It has been a tumultuous winter across the United States with temperatures plummeting below zero in more than 30 states, intense lake-effect snow that unleashed blizzard conditions and storms in the East that ended the snow drought that lasted over 700 days. And there is still more than a month to go before the arrival of spring.
Snow has fallen in every state across the country this winter, including parts of the Gulf Coast where flakes rarely fall. Even parts of Florida have had a taste of snow, although it amounted to just a "trace" with less than 0.1 of an inch of accumulation.

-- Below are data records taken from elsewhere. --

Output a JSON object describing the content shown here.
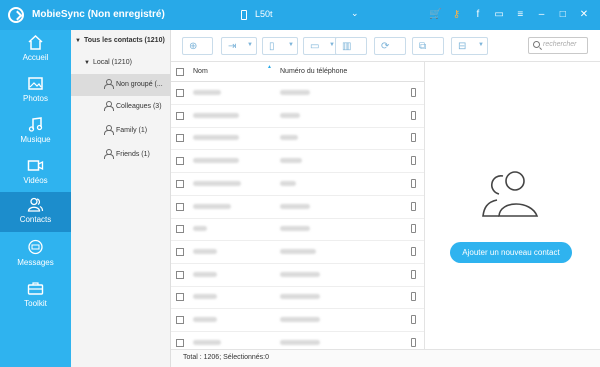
{
  "app": {
    "title": "MobieSync (Non enregistré)",
    "device_name": "L50t",
    "accent_color": "#28a9e8",
    "sidebar_color": "#2fb3ef",
    "title_icons": [
      "cart-icon",
      "key-icon",
      "facebook-icon",
      "chat-icon",
      "menu-icon",
      "minimize-icon",
      "maximize-icon",
      "close-icon"
    ]
  },
  "sidebar": {
    "items": [
      {
        "label": "Accueil",
        "icon": "home-icon"
      },
      {
        "label": "Photos",
        "icon": "photo-icon"
      },
      {
        "label": "Musique",
        "icon": "music-icon"
      },
      {
        "label": "Vidéos",
        "icon": "video-icon"
      },
      {
        "label": "Contacts",
        "icon": "contacts-icon",
        "active": true
      },
      {
        "label": "Messages",
        "icon": "messages-icon"
      },
      {
        "label": "Toolkit",
        "icon": "toolkit-icon"
      }
    ]
  },
  "tree": {
    "all": "Tous les contacts  (1210)",
    "local": "Local  (1210)",
    "groups": [
      {
        "label": "Non groupé  (...",
        "selected": true
      },
      {
        "label": "Colleagues  (3)"
      },
      {
        "label": "Family  (1)"
      },
      {
        "label": "Friends  (1)"
      }
    ]
  },
  "toolbar": {
    "buttons": [
      "add-icon",
      "import-icon",
      "export-icon",
      "screen-icon",
      "delete-icon",
      "refresh-icon",
      "copy-icon",
      "toolbox-icon"
    ],
    "search_placeholder": "rechercher"
  },
  "table": {
    "col_name": "Nom",
    "col_phone": "Numéro du téléphone",
    "row_count_visible": 13
  },
  "footer": {
    "status": "Total : 1206; Sélectionnés:0"
  },
  "panel": {
    "add_contact": "Ajouter un nouveau contact"
  }
}
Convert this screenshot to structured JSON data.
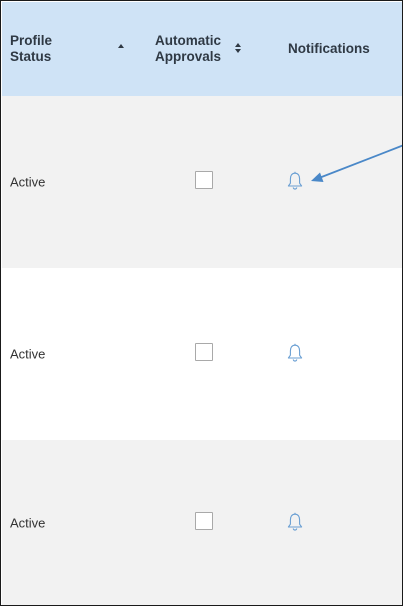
{
  "header": {
    "profile_status": [
      "Profile",
      "Status"
    ],
    "automatic_approvals": [
      "Automatic",
      "Approvals"
    ],
    "notifications": "Notifications"
  },
  "rows": [
    {
      "status": "Active",
      "automatic_approval": false,
      "notification_icon": "bell-icon"
    },
    {
      "status": "Active",
      "automatic_approval": false,
      "notification_icon": "bell-icon"
    },
    {
      "status": "Active",
      "automatic_approval": false,
      "notification_icon": "bell-icon"
    }
  ],
  "colors": {
    "header_bg": "#cfe3f6",
    "header_text": "#2f3944",
    "stripe_bg": "#f2f2f2",
    "bell_color": "#6a9fd3",
    "arrow_color": "#4a88c8"
  },
  "icons": {
    "sort_profile_status": "sort-ascending-icon",
    "sort_automatic_approvals": "sort-both-icon",
    "callout": "arrow-pointer-icon"
  }
}
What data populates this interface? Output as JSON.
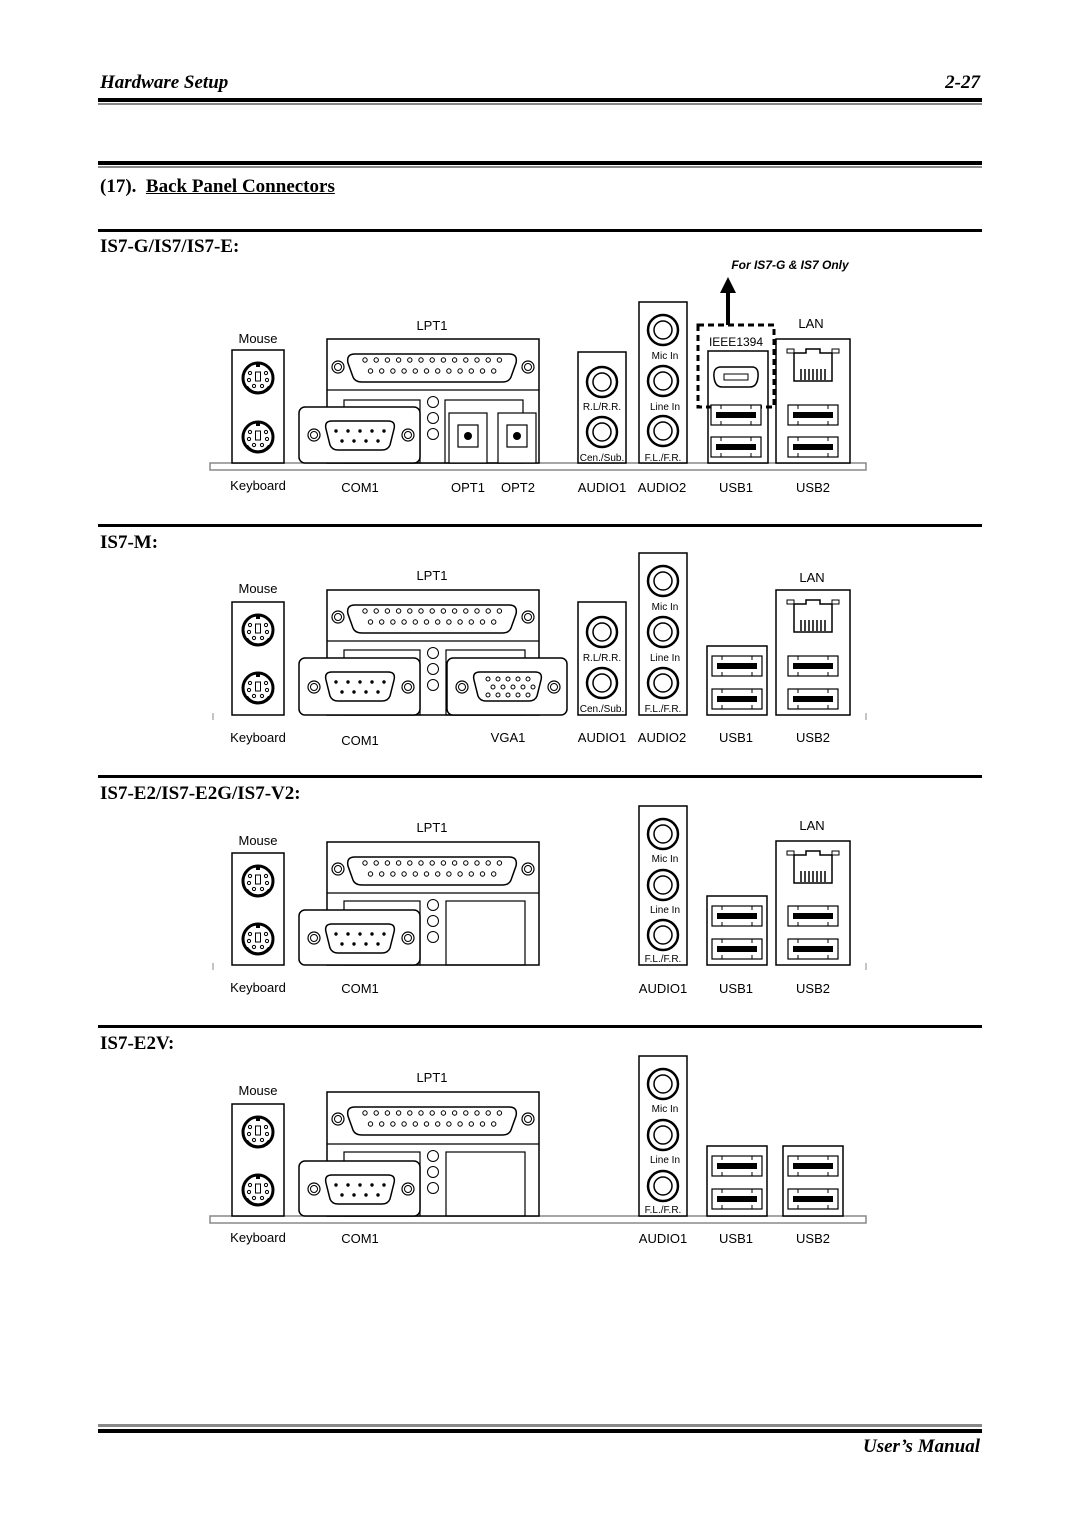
{
  "header": {
    "title": "Hardware Setup",
    "page_number": "2-27"
  },
  "section": {
    "number": "(17).",
    "title": "Back Panel Connectors"
  },
  "note": "For IS7-G & IS7 Only",
  "diagrams": [
    {
      "model": "IS7-G/IS7/IS7-E:",
      "labels": {
        "mouse": "Mouse",
        "keyboard": "Keyboard",
        "lpt": "LPT1",
        "com": "COM1",
        "opt1": "OPT1",
        "opt2": "OPT2",
        "audio1": "AUDIO1",
        "audio2": "AUDIO2",
        "usb1": "USB1",
        "usb2": "USB2",
        "lan": "LAN",
        "ieee": "IEEE1394",
        "rlrr": "R.L/R.R.",
        "censub": "Cen./Sub.",
        "micin": "Mic In",
        "linein": "Line In",
        "flfr": "F.L./F.R."
      }
    },
    {
      "model": "IS7-M:",
      "labels": {
        "mouse": "Mouse",
        "keyboard": "Keyboard",
        "lpt": "LPT1",
        "com": "COM1",
        "vga": "VGA1",
        "audio1": "AUDIO1",
        "audio2": "AUDIO2",
        "usb1": "USB1",
        "usb2": "USB2",
        "lan": "LAN",
        "rlrr": "R.L/R.R.",
        "censub": "Cen./Sub.",
        "micin": "Mic In",
        "linein": "Line In",
        "flfr": "F.L./F.R."
      }
    },
    {
      "model": "IS7-E2/IS7-E2G/IS7-V2:",
      "labels": {
        "mouse": "Mouse",
        "keyboard": "Keyboard",
        "lpt": "LPT1",
        "com": "COM1",
        "audio1": "AUDIO1",
        "usb1": "USB1",
        "usb2": "USB2",
        "lan": "LAN",
        "micin": "Mic In",
        "linein": "Line In",
        "flfr": "F.L./F.R."
      }
    },
    {
      "model": "IS7-E2V:",
      "labels": {
        "mouse": "Mouse",
        "keyboard": "Keyboard",
        "lpt": "LPT1",
        "com": "COM1",
        "audio1": "AUDIO1",
        "usb1": "USB1",
        "usb2": "USB2",
        "micin": "Mic In",
        "linein": "Line In",
        "flfr": "F.L./F.R."
      }
    }
  ],
  "footer": {
    "title": "User’s Manual"
  }
}
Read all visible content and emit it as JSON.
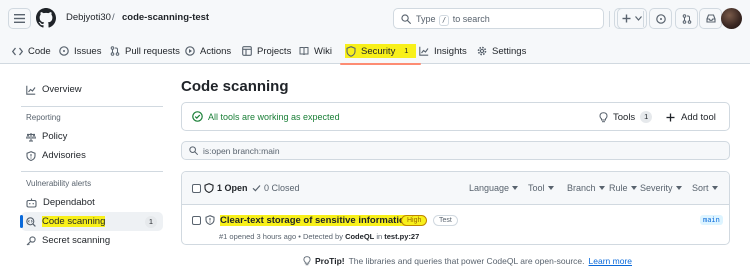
{
  "header": {
    "owner": "Debjyoti30",
    "separator": "/",
    "repo": "code-scanning-test",
    "search": {
      "prefix": "Type",
      "key": "/",
      "suffix": "to search"
    }
  },
  "tabs": [
    {
      "label": "Code",
      "icon": "code-icon"
    },
    {
      "label": "Issues",
      "icon": "issue-opened-icon"
    },
    {
      "label": "Pull requests",
      "icon": "git-pull-request-icon"
    },
    {
      "label": "Actions",
      "icon": "play-icon"
    },
    {
      "label": "Projects",
      "icon": "table-icon"
    },
    {
      "label": "Wiki",
      "icon": "book-icon"
    },
    {
      "label": "Security",
      "icon": "shield-icon",
      "count": "1",
      "active": true
    },
    {
      "label": "Insights",
      "icon": "graph-icon"
    },
    {
      "label": "Settings",
      "icon": "gear-icon"
    }
  ],
  "sidebar": {
    "overview": "Overview",
    "reporting_heading": "Reporting",
    "reporting": [
      "Policy",
      "Advisories"
    ],
    "alerts_heading": "Vulnerability alerts",
    "alerts": [
      {
        "label": "Dependabot"
      },
      {
        "label": "Code scanning",
        "count": "1",
        "selected": true
      },
      {
        "label": "Secret scanning"
      }
    ]
  },
  "main": {
    "title": "Code scanning",
    "status_message": "All tools are working as expected",
    "tools_label": "Tools",
    "tools_count": "1",
    "add_tool_label": "Add tool",
    "filter_value": "is:open branch:main",
    "list": {
      "open_label": "1 Open",
      "closed_label": "0 Closed",
      "sorters": [
        "Language",
        "Tool",
        "Branch",
        "Rule",
        "Severity",
        "Sort"
      ],
      "alerts": [
        {
          "title": "Clear-text storage of sensitive information",
          "severity": "High",
          "tag": "Test",
          "meta_prefix": "#1 opened 3 hours ago • Detected by",
          "tool": "CodeQL",
          "meta_in": "in",
          "location": "test.py:27",
          "branch": "main"
        }
      ]
    }
  },
  "footer": {
    "protip_label": "ProTip!",
    "protip_text": "The libraries and queries that power CodeQL are open-source.",
    "link": "Learn more"
  },
  "colors": {
    "accent": "#0969da",
    "success": "#1a7f37",
    "highlight": "#f8f01a",
    "active_tab_underline": "#fd8c73"
  }
}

Map of measurable snowfall so far this season. (NOAA)
The list includes Alaska, which is having an unusually snowy winter, and Hawaii, which has had several bouts of snow on Mauna Kea, a mountain that reaches over 13,000 feet in elevation. It is not uncommon to see snow at the peak of Hawaii's tallest mountain, although snow was nowhere to be found in the lower elevations where the majority of folks live and visit.
It was a quick recovery after December, a month when North America experienced its second-lowest snow cover since 1966 when record-keeping began.
New York City experienced more than 1 inch of snow accumulation for the first time in 700 days, a drought that ended Jan. 16. Despite the accumulation, the city is still nearly 10 inches behind the historical average snowfall for the season.
As of January 24, top seasonal snowfall amounts at official NOAA snow stations include Juneau, Alaska, with 89.7 inches (7.5 feet); Anchorage, Alaska, at 87.7 inches; Marquette, Michigan, at 63.2 inches; and Buffalo, New York, where 52.9 inches of snow has piled up.
Most winters, 49 U.S. states have measurable snow with Florida being the exception. Measurable snow has been recorded in Florida in at least six of the last 14 winters, and, similar to this winter, snow flurries have been recorded in the Sunshine State most years.